Our own Mozart? And our own too!

That fame and popularity that famous kiuishes, akyns, and zhyraus enjoyed among the Kazakhs is also quite comparable in Kazakhstan with the glory of great composers and performers in Europe. The current refined Kazakhs have an enviable musical bilingualism. They know and appreciate not only the world music, but also their own, traditional, primordial. So, every genius Mozart  has his twin here.

Example? For example, Dina Nurpeisova, whose dombra is reposited in the Museum among other rare items.

As it is well known, a musical genius of Mozart uncovered itself at the very tender age. To be more precise, at the age of three he already played the harpsichord, at the age of four he not only played but also improvised, and at the age of seven he already become author of sonatas published as a separate edition in Paris. However, a genius is still a genius even in Asia, only instead of the exquisite Salzburg society there are harsh nomads, there is dombra instead of harpsichord and kui instead of sonatas (and Dina instead of Wolfgang Amadeus).

It is known that Dina took the dombra as soon as she learned to hold something; at the age of four she already played and picked up the melodies, and at the age of nine she already highly adepted at playing the favorite instrument of steppe dwellers and tempted the public.

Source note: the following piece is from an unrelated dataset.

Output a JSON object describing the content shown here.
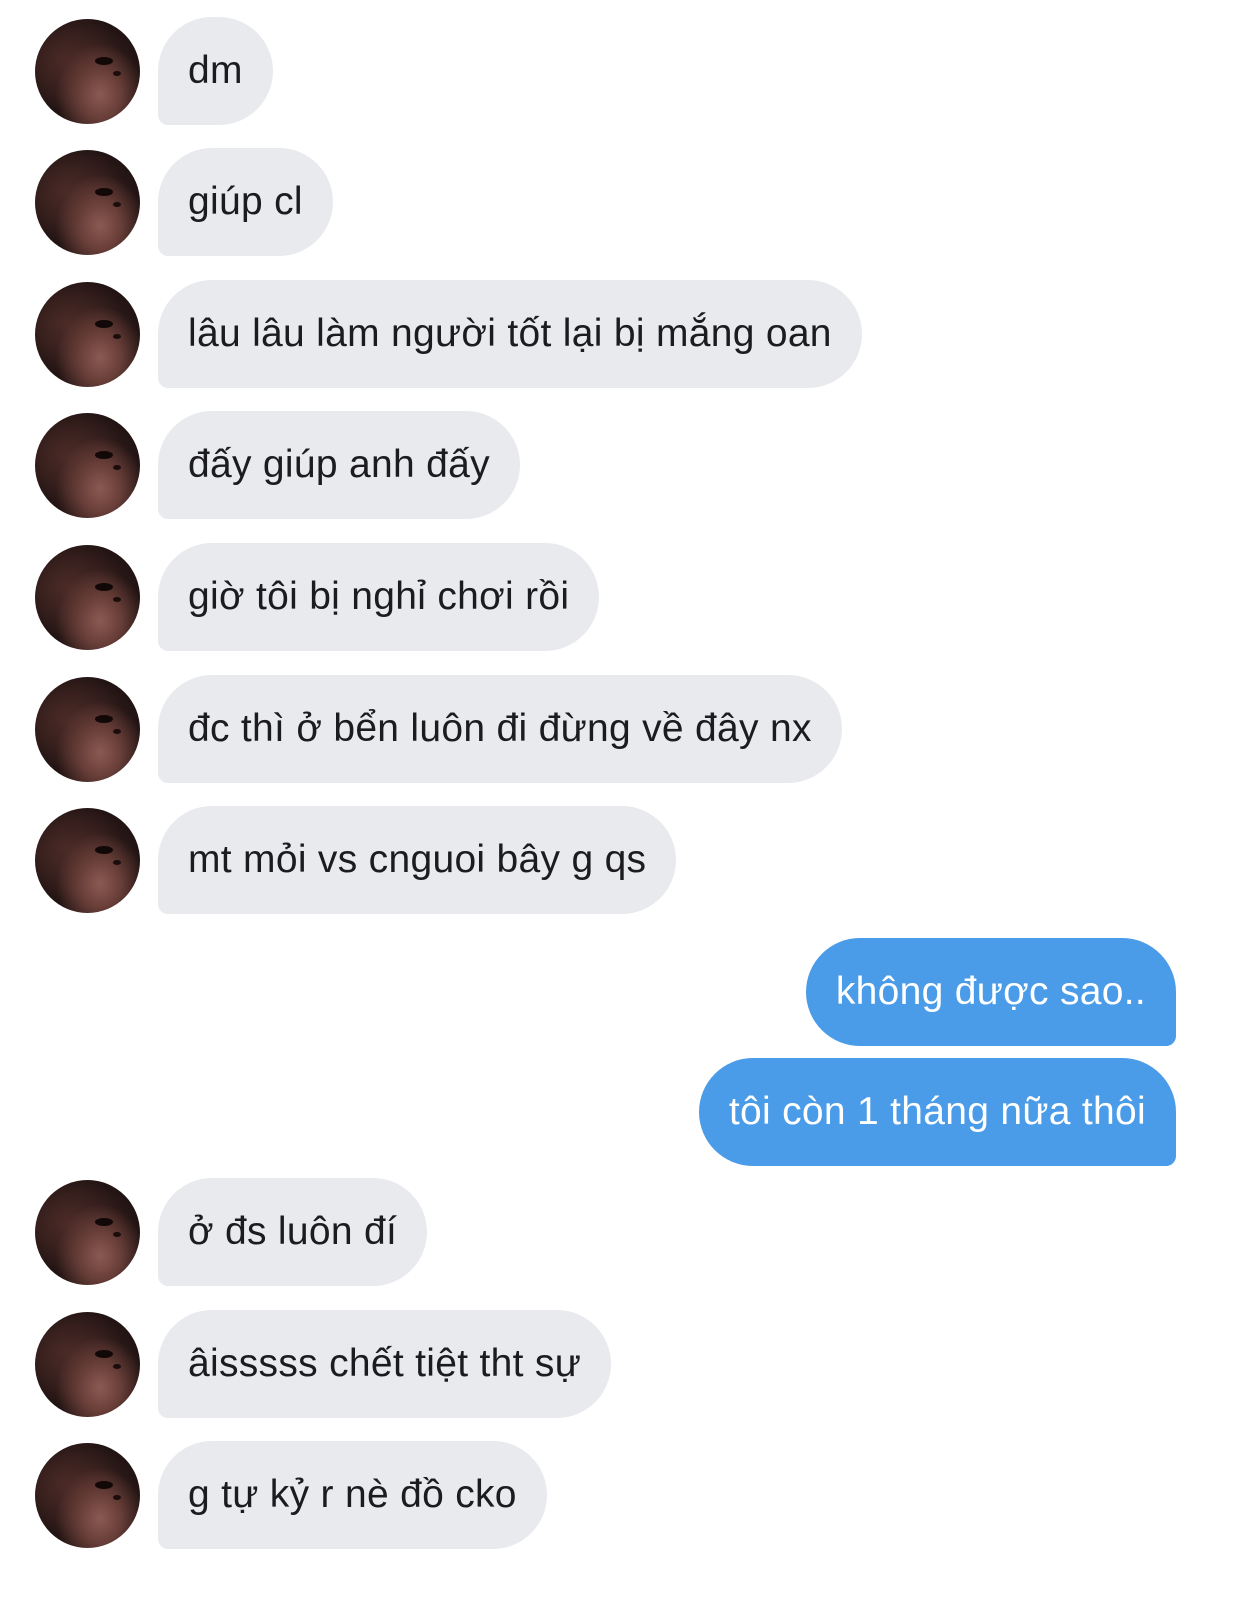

In the biography of Mozart his father Leopold played a key role, and Dina's father Kenzhe played a key role in Dina’s fate. And just as the best masters of the European music of that time catered to the young Mozart, Kurmangazy himself - the steppe's Beethoven - gave lessons to young Dina!

Is it a surprise?

The travelers and explorers of Kazakhstan, who visited and studied the Great Steppe in the 18th-19th centuries, were very solidary in their descriptions when it went for the musicality of Kazakhs. Deprived of philharmonic halls and theater premises, the steppe inhabitants, meanwhile, were sophisticated and subtle connoisseurs of music and sincere admirers of a song.

Here is one of the early reports of Philip Nazarov, which relates to the observations of Kazakh life at the beginning of the 19th century:

“When the evening came (...) some of them played dombra in the yurts, ... and young girls, sitting in a row at the gratings in the yurts and having raised rows of felt, accompanied this music with voices”.

Another traveler in the old Steppe, the orientalist Peter Pashino, speaks of professional musicians in the local community who were “a special kind of singers who travel from one aul to another doing nothing but singing all their lives”.

And it is continued by another author of the last century, Adolf Yanushkevich, who was present at the performance of such a singer, who: “... sang for several consecutive hours with unprecedented lightness and skill, brave and charismatic voice... Entirely enwrapped in his improvisation, and everybody listened to him with admiration”.

Such testimonies on musicality of the steppe people can make a sizeable folio. It is no coincidence that even today among Kazakhs there are so many world-class performers and winners of all sorts of international music and song contests. And existence of this unique museum in the historical center of Almaty is no coincidence as well.